Modern collaboration inherently requires accountability, and accountability is a two-way street. Teams need to have clear directives from their PM’s, and PM’s need to have confidence that their team will execute – seems pretty necessary, right? If your team is updating the status of activities, but you don’t know who’s entering it or how accurate it is, you’ve got a problem. Without a single source of truth, you can’t be sure your team is managing a task with diligence and efficiency, and you can’t be sure people are not sitting on their hands waiting for an email (likely late) to confirm a completed predecessor activity. The bottom line is this – if you want high-level collaboration and the ability to be accountable to your team in real-time and vice versa, you need SiteTracker. Sometimes it’s just that simple.

A recent Harvard Business Review broke down the concept of collaboration into components: “Informational resources are knowledge and skills—expertise that can be recorded and passed on. Social resources involve one’s awareness, access, and position in a network, which can be used to help colleagues better collaborate with one another. Personal resources include one’s own time and energy.”

SiteTracker was built to address the personal resources drain. Spreadsheets may look like honest collaborators, but DO NOT BE FOOLED. When a team member types in a name instead of a date, or puts the wrong name, or the wrong title in a cell, that’s a collaboration killer. You see (talking to you site-based project managers) spreadsheets and the dated systems that push you towards them are not your friends.

But we’re different at SiteTracker. Our tools encourage collaboration. SiteTracker lets users and PM’s work in one system – THAT’S collaboration. Collaboration suffers when you make an update in a spreadsheet on Tuesday but don’t upload the update until Thursday. Collaboration also suffers when you finish what you’re doing on a Tuesday, but the people responsible for activities downstream are not notified until your Monday site-by-site meeting.

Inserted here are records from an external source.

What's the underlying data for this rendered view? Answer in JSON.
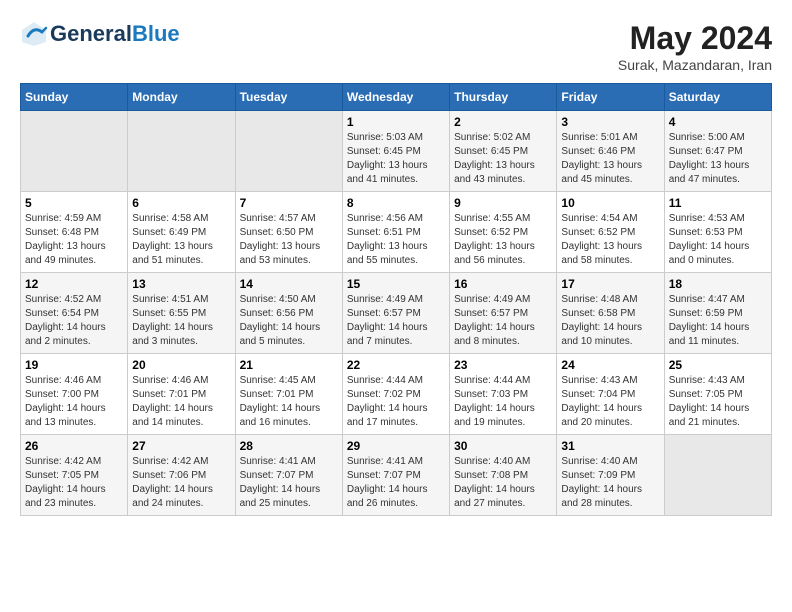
{
  "header": {
    "logo_line1": "General",
    "logo_line2": "Blue",
    "month_year": "May 2024",
    "location": "Surak, Mazandaran, Iran"
  },
  "days_of_week": [
    "Sunday",
    "Monday",
    "Tuesday",
    "Wednesday",
    "Thursday",
    "Friday",
    "Saturday"
  ],
  "weeks": [
    [
      {
        "day": "",
        "info": ""
      },
      {
        "day": "",
        "info": ""
      },
      {
        "day": "",
        "info": ""
      },
      {
        "day": "1",
        "info": "Sunrise: 5:03 AM\nSunset: 6:45 PM\nDaylight: 13 hours\nand 41 minutes."
      },
      {
        "day": "2",
        "info": "Sunrise: 5:02 AM\nSunset: 6:45 PM\nDaylight: 13 hours\nand 43 minutes."
      },
      {
        "day": "3",
        "info": "Sunrise: 5:01 AM\nSunset: 6:46 PM\nDaylight: 13 hours\nand 45 minutes."
      },
      {
        "day": "4",
        "info": "Sunrise: 5:00 AM\nSunset: 6:47 PM\nDaylight: 13 hours\nand 47 minutes."
      }
    ],
    [
      {
        "day": "5",
        "info": "Sunrise: 4:59 AM\nSunset: 6:48 PM\nDaylight: 13 hours\nand 49 minutes."
      },
      {
        "day": "6",
        "info": "Sunrise: 4:58 AM\nSunset: 6:49 PM\nDaylight: 13 hours\nand 51 minutes."
      },
      {
        "day": "7",
        "info": "Sunrise: 4:57 AM\nSunset: 6:50 PM\nDaylight: 13 hours\nand 53 minutes."
      },
      {
        "day": "8",
        "info": "Sunrise: 4:56 AM\nSunset: 6:51 PM\nDaylight: 13 hours\nand 55 minutes."
      },
      {
        "day": "9",
        "info": "Sunrise: 4:55 AM\nSunset: 6:52 PM\nDaylight: 13 hours\nand 56 minutes."
      },
      {
        "day": "10",
        "info": "Sunrise: 4:54 AM\nSunset: 6:52 PM\nDaylight: 13 hours\nand 58 minutes."
      },
      {
        "day": "11",
        "info": "Sunrise: 4:53 AM\nSunset: 6:53 PM\nDaylight: 14 hours\nand 0 minutes."
      }
    ],
    [
      {
        "day": "12",
        "info": "Sunrise: 4:52 AM\nSunset: 6:54 PM\nDaylight: 14 hours\nand 2 minutes."
      },
      {
        "day": "13",
        "info": "Sunrise: 4:51 AM\nSunset: 6:55 PM\nDaylight: 14 hours\nand 3 minutes."
      },
      {
        "day": "14",
        "info": "Sunrise: 4:50 AM\nSunset: 6:56 PM\nDaylight: 14 hours\nand 5 minutes."
      },
      {
        "day": "15",
        "info": "Sunrise: 4:49 AM\nSunset: 6:57 PM\nDaylight: 14 hours\nand 7 minutes."
      },
      {
        "day": "16",
        "info": "Sunrise: 4:49 AM\nSunset: 6:57 PM\nDaylight: 14 hours\nand 8 minutes."
      },
      {
        "day": "17",
        "info": "Sunrise: 4:48 AM\nSunset: 6:58 PM\nDaylight: 14 hours\nand 10 minutes."
      },
      {
        "day": "18",
        "info": "Sunrise: 4:47 AM\nSunset: 6:59 PM\nDaylight: 14 hours\nand 11 minutes."
      }
    ],
    [
      {
        "day": "19",
        "info": "Sunrise: 4:46 AM\nSunset: 7:00 PM\nDaylight: 14 hours\nand 13 minutes."
      },
      {
        "day": "20",
        "info": "Sunrise: 4:46 AM\nSunset: 7:01 PM\nDaylight: 14 hours\nand 14 minutes."
      },
      {
        "day": "21",
        "info": "Sunrise: 4:45 AM\nSunset: 7:01 PM\nDaylight: 14 hours\nand 16 minutes."
      },
      {
        "day": "22",
        "info": "Sunrise: 4:44 AM\nSunset: 7:02 PM\nDaylight: 14 hours\nand 17 minutes."
      },
      {
        "day": "23",
        "info": "Sunrise: 4:44 AM\nSunset: 7:03 PM\nDaylight: 14 hours\nand 19 minutes."
      },
      {
        "day": "24",
        "info": "Sunrise: 4:43 AM\nSunset: 7:04 PM\nDaylight: 14 hours\nand 20 minutes."
      },
      {
        "day": "25",
        "info": "Sunrise: 4:43 AM\nSunset: 7:05 PM\nDaylight: 14 hours\nand 21 minutes."
      }
    ],
    [
      {
        "day": "26",
        "info": "Sunrise: 4:42 AM\nSunset: 7:05 PM\nDaylight: 14 hours\nand 23 minutes."
      },
      {
        "day": "27",
        "info": "Sunrise: 4:42 AM\nSunset: 7:06 PM\nDaylight: 14 hours\nand 24 minutes."
      },
      {
        "day": "28",
        "info": "Sunrise: 4:41 AM\nSunset: 7:07 PM\nDaylight: 14 hours\nand 25 minutes."
      },
      {
        "day": "29",
        "info": "Sunrise: 4:41 AM\nSunset: 7:07 PM\nDaylight: 14 hours\nand 26 minutes."
      },
      {
        "day": "30",
        "info": "Sunrise: 4:40 AM\nSunset: 7:08 PM\nDaylight: 14 hours\nand 27 minutes."
      },
      {
        "day": "31",
        "info": "Sunrise: 4:40 AM\nSunset: 7:09 PM\nDaylight: 14 hours\nand 28 minutes."
      },
      {
        "day": "",
        "info": ""
      }
    ]
  ]
}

Automated workflow and real-time notifications mean you know exactly what’s happening with your team. SiteTracker was created to prevent the all-too-often “I’m waiting for a team member to enter information and then we can move on” project bottleneck. SiteTracker makes it easy to assign/manage tasks and notifies the user of milestones and project alerts. And, lest we forget, the platform is accessible on all devices, meaning you and your team can use SiteTracker when at home, in the office, or in transit.

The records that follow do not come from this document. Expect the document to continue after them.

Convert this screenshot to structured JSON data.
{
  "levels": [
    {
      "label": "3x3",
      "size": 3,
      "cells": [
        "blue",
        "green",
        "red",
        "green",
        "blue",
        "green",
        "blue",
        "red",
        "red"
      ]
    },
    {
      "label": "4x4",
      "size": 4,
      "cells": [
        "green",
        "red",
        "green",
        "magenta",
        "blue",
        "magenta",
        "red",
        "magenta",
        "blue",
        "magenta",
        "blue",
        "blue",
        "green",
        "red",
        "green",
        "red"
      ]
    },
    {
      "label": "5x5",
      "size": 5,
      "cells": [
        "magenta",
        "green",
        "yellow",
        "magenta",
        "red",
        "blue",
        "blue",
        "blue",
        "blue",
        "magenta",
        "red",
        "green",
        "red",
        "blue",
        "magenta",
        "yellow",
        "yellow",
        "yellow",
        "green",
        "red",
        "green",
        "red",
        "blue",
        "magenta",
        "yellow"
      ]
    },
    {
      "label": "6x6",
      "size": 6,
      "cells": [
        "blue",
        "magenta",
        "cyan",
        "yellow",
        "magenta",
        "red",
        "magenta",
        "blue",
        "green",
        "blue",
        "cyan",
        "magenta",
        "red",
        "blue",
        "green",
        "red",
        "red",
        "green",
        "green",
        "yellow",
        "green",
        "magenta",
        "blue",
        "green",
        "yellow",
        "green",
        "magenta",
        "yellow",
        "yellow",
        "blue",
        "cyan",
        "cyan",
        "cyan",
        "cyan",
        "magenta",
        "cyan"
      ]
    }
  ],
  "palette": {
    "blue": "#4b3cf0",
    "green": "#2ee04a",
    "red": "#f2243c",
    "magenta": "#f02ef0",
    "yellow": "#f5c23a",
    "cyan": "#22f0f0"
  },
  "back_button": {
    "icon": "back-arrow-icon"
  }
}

And with better collaboration comes more accountability. If you’re a PM, and when you log on to your behemoth spreadsheet, you have no idea which team member has entered what info, you are flying blind. SiteTracker records every change made to data, including username, date and time. And with collaboration and accountability comes (wait for it, buzzword coming) TRANSPARENCY. You’re in control of your data and your team, and you can make personnel and strategy decisions with a full deck of information.

So when we get down to it, collaboration and accountability are not independent, they’re very much related. When you’re collaborating, you can outline the project and team objectives. Plus, optimal collaboration means you keep your house in order. SiteTracker was built to get PM’s and their teams working more cohesively than they ever have before- operating in one comprehensive system with a single source of truth.